On the drive over to the pick-up address I devised several elaborate schemes for disemboweling Jim. I put the Sox game on the radio and thought about the great Paul Konerko. I’ve been a White Sox fan for over 60 years and I will never, ever forget Paulie hitting the first grand slam in White Sox World Series history in game 2 of the 2005 World Series. I pulled up to his building, wondering if Jennifer was his daughter or his wife. Probably the typical airhead bimbo that you see on the arm of most sports zillionaires I thought.

I walked up and rang the bell, heard a hubbub of kids’ voices and then she opened the door. This is where the music swells and Grace Kelly steps into frame. She was charming and graceful and just flat out pretty. Little blue birds flew about chirping of her loveliness. She had all the bags ready and waiting by the door and I started hauling them down the steps to the van. She pointed out a very large red trunk and said, “This one is the mother lode.”

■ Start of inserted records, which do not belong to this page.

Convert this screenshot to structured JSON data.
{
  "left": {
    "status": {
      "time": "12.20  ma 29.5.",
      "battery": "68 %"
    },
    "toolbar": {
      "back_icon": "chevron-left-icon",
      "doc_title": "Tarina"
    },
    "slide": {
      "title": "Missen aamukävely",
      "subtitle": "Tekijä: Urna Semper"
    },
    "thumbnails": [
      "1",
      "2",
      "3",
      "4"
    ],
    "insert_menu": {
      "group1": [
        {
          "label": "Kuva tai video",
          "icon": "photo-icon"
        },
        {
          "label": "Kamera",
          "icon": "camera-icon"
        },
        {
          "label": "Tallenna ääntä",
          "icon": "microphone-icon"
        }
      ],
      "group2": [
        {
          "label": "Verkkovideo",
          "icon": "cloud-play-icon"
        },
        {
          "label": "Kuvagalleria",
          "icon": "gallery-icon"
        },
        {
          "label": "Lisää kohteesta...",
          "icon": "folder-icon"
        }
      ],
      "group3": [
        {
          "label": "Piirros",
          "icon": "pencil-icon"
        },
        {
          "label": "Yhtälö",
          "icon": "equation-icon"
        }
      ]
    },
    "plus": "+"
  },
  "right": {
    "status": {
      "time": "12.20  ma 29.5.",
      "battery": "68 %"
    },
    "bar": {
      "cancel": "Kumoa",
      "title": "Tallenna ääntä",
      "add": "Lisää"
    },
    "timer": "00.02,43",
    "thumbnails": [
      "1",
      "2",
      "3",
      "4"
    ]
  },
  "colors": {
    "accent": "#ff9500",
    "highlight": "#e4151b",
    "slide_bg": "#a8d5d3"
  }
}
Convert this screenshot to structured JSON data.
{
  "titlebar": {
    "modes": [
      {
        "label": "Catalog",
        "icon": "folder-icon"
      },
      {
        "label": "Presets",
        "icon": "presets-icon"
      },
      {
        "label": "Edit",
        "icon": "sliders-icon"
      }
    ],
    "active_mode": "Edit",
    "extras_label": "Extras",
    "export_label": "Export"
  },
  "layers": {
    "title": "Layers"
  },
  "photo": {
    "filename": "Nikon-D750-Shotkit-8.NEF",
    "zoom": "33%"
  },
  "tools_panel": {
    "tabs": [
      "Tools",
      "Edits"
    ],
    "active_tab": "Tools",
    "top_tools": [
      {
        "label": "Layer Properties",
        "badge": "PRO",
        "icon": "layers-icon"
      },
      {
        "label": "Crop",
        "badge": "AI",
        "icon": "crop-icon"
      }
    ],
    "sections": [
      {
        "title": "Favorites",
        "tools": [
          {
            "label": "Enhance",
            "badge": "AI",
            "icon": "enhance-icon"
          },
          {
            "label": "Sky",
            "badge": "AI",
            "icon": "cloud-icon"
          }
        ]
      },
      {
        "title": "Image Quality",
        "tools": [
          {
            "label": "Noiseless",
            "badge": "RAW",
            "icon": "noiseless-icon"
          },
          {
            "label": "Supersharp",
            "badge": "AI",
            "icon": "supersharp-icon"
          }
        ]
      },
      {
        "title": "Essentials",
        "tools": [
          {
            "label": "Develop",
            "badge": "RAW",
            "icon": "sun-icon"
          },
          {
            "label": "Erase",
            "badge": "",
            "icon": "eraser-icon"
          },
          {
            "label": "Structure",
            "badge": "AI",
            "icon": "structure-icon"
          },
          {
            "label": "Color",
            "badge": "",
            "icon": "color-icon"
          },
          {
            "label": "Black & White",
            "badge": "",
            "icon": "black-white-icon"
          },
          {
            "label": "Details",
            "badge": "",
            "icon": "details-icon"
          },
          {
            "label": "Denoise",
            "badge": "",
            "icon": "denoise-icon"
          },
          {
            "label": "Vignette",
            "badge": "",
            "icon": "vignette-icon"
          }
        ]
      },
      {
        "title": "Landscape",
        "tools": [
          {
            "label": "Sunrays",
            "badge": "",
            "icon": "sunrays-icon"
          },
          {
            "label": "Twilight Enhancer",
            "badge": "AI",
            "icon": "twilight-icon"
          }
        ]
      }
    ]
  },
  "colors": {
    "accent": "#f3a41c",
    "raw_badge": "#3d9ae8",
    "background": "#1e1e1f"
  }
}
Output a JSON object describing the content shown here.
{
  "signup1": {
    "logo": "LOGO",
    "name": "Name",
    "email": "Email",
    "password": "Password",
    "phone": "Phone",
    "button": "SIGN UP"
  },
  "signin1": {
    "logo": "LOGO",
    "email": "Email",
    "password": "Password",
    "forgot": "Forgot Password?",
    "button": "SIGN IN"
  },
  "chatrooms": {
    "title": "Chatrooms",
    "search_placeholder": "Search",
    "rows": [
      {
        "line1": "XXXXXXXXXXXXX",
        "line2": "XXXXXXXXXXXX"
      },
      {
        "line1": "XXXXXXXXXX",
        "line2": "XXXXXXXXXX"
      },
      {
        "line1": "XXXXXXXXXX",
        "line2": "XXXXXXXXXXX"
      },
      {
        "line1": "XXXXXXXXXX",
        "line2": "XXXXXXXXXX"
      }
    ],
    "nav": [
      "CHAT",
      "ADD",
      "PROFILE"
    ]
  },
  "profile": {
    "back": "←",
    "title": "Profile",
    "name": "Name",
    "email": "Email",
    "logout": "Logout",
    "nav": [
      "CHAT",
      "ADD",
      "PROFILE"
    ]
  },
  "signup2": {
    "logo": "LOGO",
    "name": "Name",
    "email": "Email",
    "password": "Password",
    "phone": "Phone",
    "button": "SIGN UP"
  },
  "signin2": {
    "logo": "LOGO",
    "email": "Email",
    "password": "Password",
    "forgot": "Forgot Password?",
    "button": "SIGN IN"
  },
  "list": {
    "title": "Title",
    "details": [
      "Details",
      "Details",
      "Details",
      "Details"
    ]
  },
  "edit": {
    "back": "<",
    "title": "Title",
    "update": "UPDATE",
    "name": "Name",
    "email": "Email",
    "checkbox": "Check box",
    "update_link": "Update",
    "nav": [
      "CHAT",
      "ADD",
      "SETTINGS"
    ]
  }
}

Each of the bags felt like they were filled with cement and the mother lode must have contained Paul’s barbells. Mrs. K floated down the steps with her two little boys in tow and off we headed to her destination. We hit the drive-thru at a McDonald’s on the way so the lads could eat and I surreptitiously turned on the radio for the game. The Sox were having a great season and I remarked as much to m’lady. She was very pleasant and told me of her worries about “the other team”, i.e., The Minnesota Twins.

She had her hands full with the towheads as they wrestled over the toys in the Happy Meal. Upon departure Mrs. K told her sons, “Make sure you thank Mike for the ride.” A good mom.

Maybe a month later the Sox and Twins are battling for contention in the American League and the Sox suddenly start a long slow slide into an end of season collapse that will doom their chances at another championship.

I’m at home one night watching the game with the sound off and the radio doing play by play. I’ll take Farmer over the Hawk any day. I’ve got to listen to one know-it all-blowhard at work, so I’d have to be a masochist if I put up with it on my TV.

Sox are losing. Konerko comes to bat in the bottom of the ninth with two outs and the bases loaded and strikes out. Nooooooo!

A week later, wanker Jim hands me the order, “Konerko”, pick-up near north, drop-off at O’Hare. This time I ain’t so thrilled.

He says, “Ask her if she can help him with that choking problem.”

You dirty blagguard! Don’t you dare speak of her.

I pull up in front of Konerko’s crib in my Executive Sedan. I ring the bell and there’s Paul standing there in his shorts and he asks me if I need any help with the bags.

I can handle it.

He shrugs and hands them off and then gives his old lady a kiss and she follows me to the car where I open the back door for her entrance.

As we drove to the airport in silence we both knew it was over. I caught a glimpse of her in my rear view mirror as she gazed out the back window wistfully. Sorry doll, but no World Series this year.

Curbside at O’Hare, red cap grabs the bags and we look at each other one last time. The sounds of the planes overhead drown out her final words, if there even were any.

Tony pays our tab at Schaller’s and asks me, “What kind of a tip did she give ‘ya?”

Come on Tony, It was never about the money.

Johnson the Bear scoffs at me, “Who are you kiddin’? You never even got to first base!”